À bon candidat, bon slogan. Un mot qui marque l’esprit des électeurs, et qui fait parfois gagner un candidat dans l’histoire de la politique française. Nicolas Sarkozy n’est pas encore candidat désigné de son parti, mais son slogan, la « rupture tranquille » est déjà sur toutes les lèvres depuis sa déclaration de candidature à l’investiture, il y a quinze jours.

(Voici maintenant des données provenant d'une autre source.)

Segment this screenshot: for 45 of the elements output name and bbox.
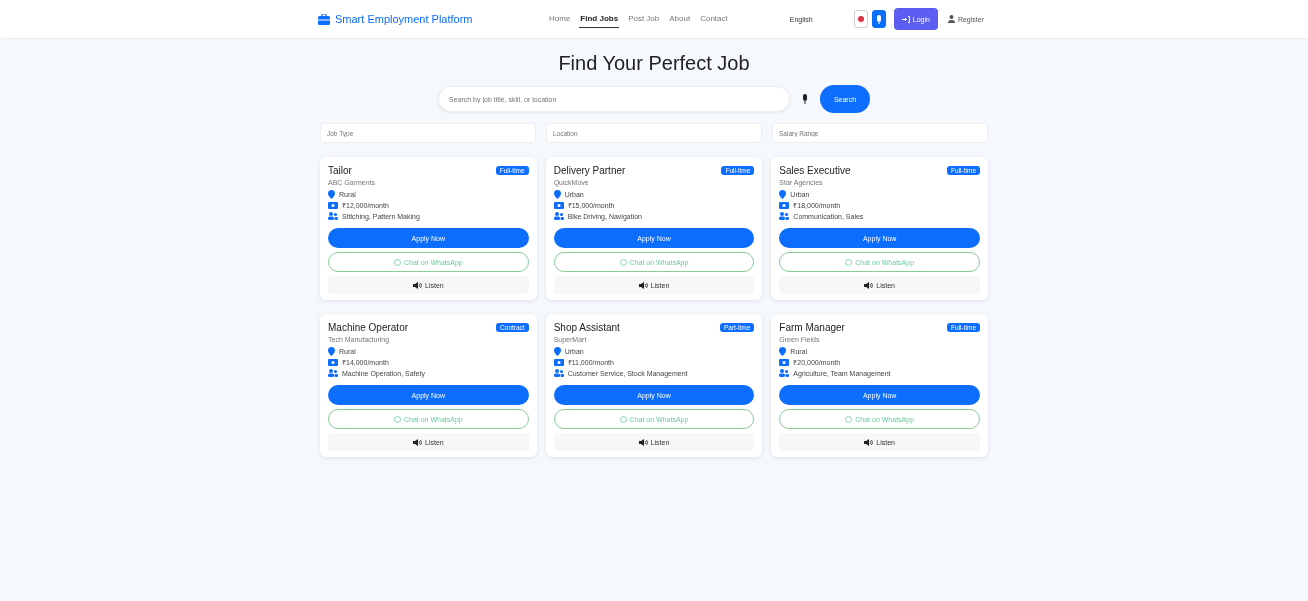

Est-ce que ce slogan est bien fait ? Les Français ne sont pas vraiment convaincus. « La rupture, c’est un mot fort, alors que tranquille, c’est plutôt doux. Ce n’est pas crédible », souligne Thomas, apprenti graphiste de 26 ans. « Cela veut tout et rien dire. Il n’y a pas beaucoup de fond, c’est superficiel », estime Nicolas, étudiant en Master1 spécialisé en sciences politiques. « Comment a-t-il pu trouver un tel slogan ? » s’étonne Alexis, un architecte indépendant de 37 ans, en l’apprenant. « Il est emprunté à celui de Mitterrand en 1981, « La Force tranquille ». En plus, c’est très mal construit. Ce sont deux mots qui s’opposent, et cela ne va pas marcher. »

Le mot « rupture » reste bien dans les oreilles des Français, mais concernant « tranquille », certains n’en ont même pas entendu parlé. « Je suis au courant de la rupture, mais pas de tranquille », témoigne Arnault, étudiant de 23 ans en contrat de professionnalisation. Les autres interrogés n’en ont également qu’un vague souvenir quand on évoque ces deux termes.

La campagne de communication du chef de l’UMP n’est pas mal partie pour autant. Après tout, il reste un des candidats les plus médiatisés et les plus courtisés, à quatre mois de l’échéance présidentielle.